Background
Information
Greek philosophy was the major formative
influence on the later philosophical traditions of
Judaism, Islam, and Christianity. In all three, the
theories of the Greeks, particularly Plato and
Aristotle, were employed to clarify and develop the
basic beliefs of the religious traditions.
In the Islamic tradition the starting point was
the work of Plato and Aristotle. The 9th-century
Neoplatonist al- Kindi was followed by al-Farabi,
who drew on both Plato and Aristotle to create a
universal Islamic philosophy.
The most important of the medieval Muslim
philosophers, however, was Avicenna (ibn Sina).

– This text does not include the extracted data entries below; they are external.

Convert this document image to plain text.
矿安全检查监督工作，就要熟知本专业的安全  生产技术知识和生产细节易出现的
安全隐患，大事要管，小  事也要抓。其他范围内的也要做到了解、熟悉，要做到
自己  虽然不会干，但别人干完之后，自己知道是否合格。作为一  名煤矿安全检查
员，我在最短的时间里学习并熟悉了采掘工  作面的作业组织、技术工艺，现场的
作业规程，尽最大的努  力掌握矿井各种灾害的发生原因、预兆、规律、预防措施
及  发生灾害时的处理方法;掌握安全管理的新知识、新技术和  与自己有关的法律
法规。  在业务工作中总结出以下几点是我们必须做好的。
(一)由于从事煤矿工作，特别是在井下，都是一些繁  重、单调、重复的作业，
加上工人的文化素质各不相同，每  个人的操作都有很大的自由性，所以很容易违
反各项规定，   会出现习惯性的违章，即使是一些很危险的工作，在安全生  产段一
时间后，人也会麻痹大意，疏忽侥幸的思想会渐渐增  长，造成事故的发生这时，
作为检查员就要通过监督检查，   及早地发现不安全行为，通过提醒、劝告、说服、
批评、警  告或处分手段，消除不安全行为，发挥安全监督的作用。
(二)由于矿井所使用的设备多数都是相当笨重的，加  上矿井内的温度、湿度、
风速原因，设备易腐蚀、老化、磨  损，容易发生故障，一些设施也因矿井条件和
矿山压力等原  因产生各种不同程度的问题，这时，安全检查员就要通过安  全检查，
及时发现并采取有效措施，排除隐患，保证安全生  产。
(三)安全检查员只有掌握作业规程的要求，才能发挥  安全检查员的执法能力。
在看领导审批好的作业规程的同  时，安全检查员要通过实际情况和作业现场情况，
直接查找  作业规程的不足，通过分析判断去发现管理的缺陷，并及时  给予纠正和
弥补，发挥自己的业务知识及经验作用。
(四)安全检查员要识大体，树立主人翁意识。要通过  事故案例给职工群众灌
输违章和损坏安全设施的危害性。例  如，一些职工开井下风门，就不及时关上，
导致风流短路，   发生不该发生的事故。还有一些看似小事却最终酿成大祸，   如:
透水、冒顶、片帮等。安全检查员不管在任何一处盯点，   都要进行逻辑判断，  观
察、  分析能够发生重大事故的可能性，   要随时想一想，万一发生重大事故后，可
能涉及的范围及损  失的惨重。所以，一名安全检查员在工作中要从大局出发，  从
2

Starting from the distinction between essence and
existence, Avicenna developed a metaphysics in
which God, the necessary being, is the source of
created nature through emanation. Both his
metaphysics and his intuitionist theory of
knowledge were influential in the later Middle Ages
as well as in the later history of Islamic
thought.
The philosophical tradition did not go
unchallenged, however. The 11th-century theologian
and mystic al-Ghazali mounted a critique of
philosophy, specifically Avicenna's, that is rich
in argument and insight. Al-Ghazali's Incoherence
of the Philosophers provoked a response by Averroes
ibn Rushd entitled the Incoherence of the
Incoherence, in which al-Ghazali's arguments
are countered point for point. Averroes was best
known, however, as an interpreter of Aristotle and
excited great influence on all subsequent thinkers
in the Aristotelian tradition.
In the later Middle Ages the historian and
philosopher Ibn Khaldun produced a trenchant
critique of culture, and the elaboration of
metaphysics and epistemology was carried on in the
theosophical schools of Islamic mysticism.